Neural sparse search v3 models: Advancing search relevance

We are excited to announce the release of our v3 neural sparse models:

  • v3-distill: Building on the success of the v2-distill model, v3-distill delivers higher search relevance (0.517 NDCG@10 vs. 0.504 for v2-distill) through improved training while retaining its lightweight architecture for fast ingestion and low memory usage.
  • v3-gte: Our most accurate v3 model, offering the best search relevance across all benchmarks (0.546 NDCG@10 vs. 0.517 for v3-distill) while maintaining the high efficiency and low-latency performance of doc-only sparse retrieval.

The v3 models are now available in both OpenSearch and Hugging Face.

All v3 models achieve better search relevance than their v2 counterparts. The following table compares search relevance across model generations.

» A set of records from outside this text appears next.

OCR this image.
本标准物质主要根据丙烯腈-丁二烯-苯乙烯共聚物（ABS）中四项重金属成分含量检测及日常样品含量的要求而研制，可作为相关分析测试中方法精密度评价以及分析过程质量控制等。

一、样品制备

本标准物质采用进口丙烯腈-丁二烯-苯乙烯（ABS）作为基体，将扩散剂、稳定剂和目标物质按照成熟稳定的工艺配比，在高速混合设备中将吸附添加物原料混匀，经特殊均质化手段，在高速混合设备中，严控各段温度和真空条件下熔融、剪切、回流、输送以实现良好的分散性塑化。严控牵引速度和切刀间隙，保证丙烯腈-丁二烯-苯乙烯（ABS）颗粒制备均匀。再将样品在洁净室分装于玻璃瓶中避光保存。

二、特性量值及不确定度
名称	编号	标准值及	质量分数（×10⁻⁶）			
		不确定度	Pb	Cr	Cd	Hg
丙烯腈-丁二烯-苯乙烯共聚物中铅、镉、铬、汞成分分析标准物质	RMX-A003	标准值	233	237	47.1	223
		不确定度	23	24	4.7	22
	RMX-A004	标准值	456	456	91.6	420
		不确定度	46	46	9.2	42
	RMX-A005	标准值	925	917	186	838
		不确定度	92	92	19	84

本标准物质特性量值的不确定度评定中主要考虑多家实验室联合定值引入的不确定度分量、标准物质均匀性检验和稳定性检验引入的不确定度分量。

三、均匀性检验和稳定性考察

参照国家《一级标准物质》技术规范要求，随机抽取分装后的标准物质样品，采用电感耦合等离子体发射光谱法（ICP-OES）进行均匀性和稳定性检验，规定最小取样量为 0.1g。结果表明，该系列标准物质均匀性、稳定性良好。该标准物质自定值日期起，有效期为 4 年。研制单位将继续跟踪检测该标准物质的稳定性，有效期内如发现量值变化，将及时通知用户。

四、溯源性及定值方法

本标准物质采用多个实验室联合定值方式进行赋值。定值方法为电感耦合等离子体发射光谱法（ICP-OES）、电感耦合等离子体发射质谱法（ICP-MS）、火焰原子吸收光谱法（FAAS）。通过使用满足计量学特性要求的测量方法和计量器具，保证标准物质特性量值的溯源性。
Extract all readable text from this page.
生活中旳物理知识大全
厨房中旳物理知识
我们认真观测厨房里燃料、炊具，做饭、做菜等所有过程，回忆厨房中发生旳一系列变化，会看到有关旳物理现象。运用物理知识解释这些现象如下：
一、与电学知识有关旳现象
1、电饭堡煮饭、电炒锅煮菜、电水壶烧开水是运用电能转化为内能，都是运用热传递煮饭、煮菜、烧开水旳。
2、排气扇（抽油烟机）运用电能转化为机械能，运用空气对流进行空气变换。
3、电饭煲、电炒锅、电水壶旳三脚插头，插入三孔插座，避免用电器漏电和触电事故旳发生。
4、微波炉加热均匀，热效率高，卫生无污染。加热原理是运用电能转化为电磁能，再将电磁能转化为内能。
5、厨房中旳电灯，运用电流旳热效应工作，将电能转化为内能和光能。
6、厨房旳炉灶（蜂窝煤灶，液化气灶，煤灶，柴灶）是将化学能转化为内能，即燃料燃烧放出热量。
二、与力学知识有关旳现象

Modelv1v2-distilldoc-v1doc-v2-distilldoc-v2-minidoc-v3-distilldoc-v3-gte
Inference-free✔️✔️✔️✔️✔️✔️✔️
Model Parameters133M67M133M67M23M67M133M
AVG NDCG@100.5240.5280.490.5040.4970.5170.546
AVG FLOPS11.48.32.31.81.71.81.7

From v2 to v3 series models

The transition from v2 to v3 models in OpenSearch represents a significant leap forward in neural sparse search relevance while maintaining the hallmark efficiency of the v2 series.

Limitations of v2 models

The v2 series models made neural sparse search widely accessible by significantly reducing the number of model parameters and improving ingestion throughput while maintaining nearly the same search relevance. However, as search workloads and datasets grew in complexity, certain challenges emerged:

  • Relevance bottleneck: While v2 models delivered strong efficiency and solid performance, their inference-free design still trailed behind well-trained Siamese dense or sparse retrievers in retrieval quality.
  • Limited teacher guidance: v2 models relied primarily on heterogeneous bi-encoder teachers for distillation, without using the richer ranking signals from stronger models, such as large language models (LLMs).

These limitations motivated us to rethink both training strategies and model architecture for the next-generation models.

Advancements in v3 models

For the v3 series, our primary goal was to push search relevance to a new level while retaining the lightweight and low-latency characteristics of v2 models. Key advancements include the following:

  • v3-distill: Builds on v2-distill by incorporating ℓ0-based sparsification techniques and training on a larger and more diverse dataset. This combination improves search relevance while maintaining the same lightweight architecture for fast ingestion and low memory usage.
  • v3-gte: Replaces the v3-distill backbone with a General Text Embedding (GTE) architecture, providing stronger semantic representation and support for 8192-token context windows. This model employs LLM teacher models, capturing richer semantic nuances and setting a new benchmark for sparse retrieval relevance in OpenSearch.

The technology behind v3 models

Two core techniques drive the technology improvements in v3 models: ℓ0-based sparsification for efficient document representation and GTE architecture with LLM teachers for enhanced training quality.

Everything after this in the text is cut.